Марфа Евдокимовна приняла этот удар, как давно ожидаемый, словно иного и не могло быть в ее жизни. Не сожалея ни о чем, не печалясь, а лишь констатируя свершившееся, она, забежав к нам на минутку, говорила маме: “Сегодня опять трояк взял. Не знаю, придет ли.
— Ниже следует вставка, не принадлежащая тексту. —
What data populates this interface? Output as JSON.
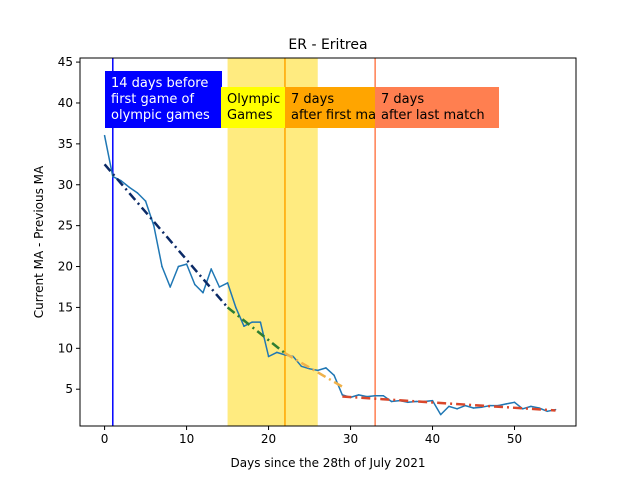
{
  "chart_data": {
    "type": "line",
    "title": "ER - Eritrea",
    "xlabel": "Days since the 28th of July 2021",
    "ylabel": "Current MA - Previous MA",
    "xlim": [
      -3,
      57.5
    ],
    "ylim": [
      0.5,
      45.5
    ],
    "xticks": [
      0,
      10,
      20,
      30,
      40,
      50
    ],
    "yticks": [
      5,
      10,
      15,
      20,
      25,
      30,
      35,
      40,
      45
    ],
    "grid": false,
    "colors": {
      "series": "#1f77b4",
      "olympic_band": "#ffeb80",
      "line_pre": "#0000ff",
      "line_first": "#ffa500",
      "line_last": "#ff7f50",
      "trend_pre": "#0b2a66",
      "trend_olympic": "#2e7d32",
      "trend_after_first": "#f0b14a",
      "trend_after_last": "#d9472b"
    },
    "olympic_band": {
      "x_start": 15,
      "x_end": 26
    },
    "vlines": [
      {
        "name": "pre-olympics",
        "x": 1,
        "color": "#0000ff"
      },
      {
        "name": "after-first-match",
        "x": 22,
        "color": "#ffa500"
      },
      {
        "name": "after-last-match",
        "x": 33,
        "color": "#ff7f50"
      }
    ],
    "annotations": [
      {
        "name": "label-14-days-before",
        "lines": [
          "14 days before",
          "first game of",
          "olympic games"
        ],
        "bg": "#0000ff",
        "text_color": "#ffffff"
      },
      {
        "name": "label-olympic-games",
        "lines": [
          "Olympic",
          "Games"
        ],
        "bg": "#ffff00",
        "text_color": "#000000"
      },
      {
        "name": "label-7-days-after-first",
        "lines": [
          "7 days",
          "after first match"
        ],
        "bg": "#ffa500",
        "text_color": "#000000"
      },
      {
        "name": "label-7-days-after-last",
        "lines": [
          "7 days",
          "after last match"
        ],
        "bg": "#ff7f50",
        "text_color": "#000000"
      }
    ],
    "series": [
      {
        "name": "Current MA - Previous MA",
        "x": [
          0,
          1,
          2,
          3,
          4,
          5,
          6,
          7,
          8,
          9,
          10,
          11,
          12,
          13,
          14,
          15,
          16,
          17,
          18,
          19,
          20,
          21,
          22,
          23,
          24,
          25,
          26,
          27,
          28,
          29,
          30,
          31,
          32,
          33,
          34,
          35,
          36,
          37,
          38,
          39,
          40,
          41,
          42,
          43,
          44,
          45,
          46,
          47,
          48,
          49,
          50,
          51,
          52,
          53,
          54,
          55
        ],
        "values": [
          36,
          31,
          30.5,
          29.7,
          29,
          28,
          25,
          20,
          17.5,
          20,
          20.3,
          17.8,
          16.8,
          19.7,
          17.5,
          18,
          15,
          12.7,
          13.2,
          13.2,
          9,
          9.5,
          9.2,
          9,
          7.8,
          7.5,
          7.3,
          7.6,
          6.7,
          4.3,
          4,
          4.3,
          4.1,
          4.2,
          4.2,
          3.5,
          3.6,
          3.4,
          3.5,
          3.5,
          3.6,
          1.9,
          2.9,
          2.6,
          3,
          2.7,
          2.8,
          3,
          3,
          3.2,
          3.4,
          2.6,
          2.9,
          2.7,
          2.3,
          2.5
        ]
      }
    ],
    "trendlines": [
      {
        "name": "trend-pre-olympics",
        "x": [
          0,
          15
        ],
        "y": [
          32.5,
          15
        ],
        "color": "#0b2a66"
      },
      {
        "name": "trend-olympics",
        "x": [
          15,
          22
        ],
        "y": [
          15,
          9.4
        ],
        "color": "#2e7d32"
      },
      {
        "name": "trend-after-first-match",
        "x": [
          22,
          29
        ],
        "y": [
          9.4,
          5.3
        ],
        "color": "#f0b14a"
      },
      {
        "name": "trend-after-last-match",
        "x": [
          29,
          55
        ],
        "y": [
          4.1,
          2.4
        ],
        "color": "#d9472b"
      }
    ]
  }
}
Вот жду”.
Марфа Евдокимовна умерла внезапно, на рассвете яркого мартовского дня. Накануне, тяжело всползая на стремянку, она клеила  обоями в крупный розовый цветок стены своей комнаты. Вызванная неотложка отвезла Марфу Евдокимовну в больницу, где она и скончалась. При вскрытии у нее обнаружилось так много болезней, что непонятным было то, на чем еще так долго держалась эта жизнь.

Теперь, много лет спустя, мне так часто видится ее  сердитое лицо в голубом свете телевизора: “Поди ж ты, значит про меня вот такую и написать нельзя? Вроде бы меня никогда и не было. Вроде бы я никогда и не жила”.
И я вижу обиженное покачивание ее головы.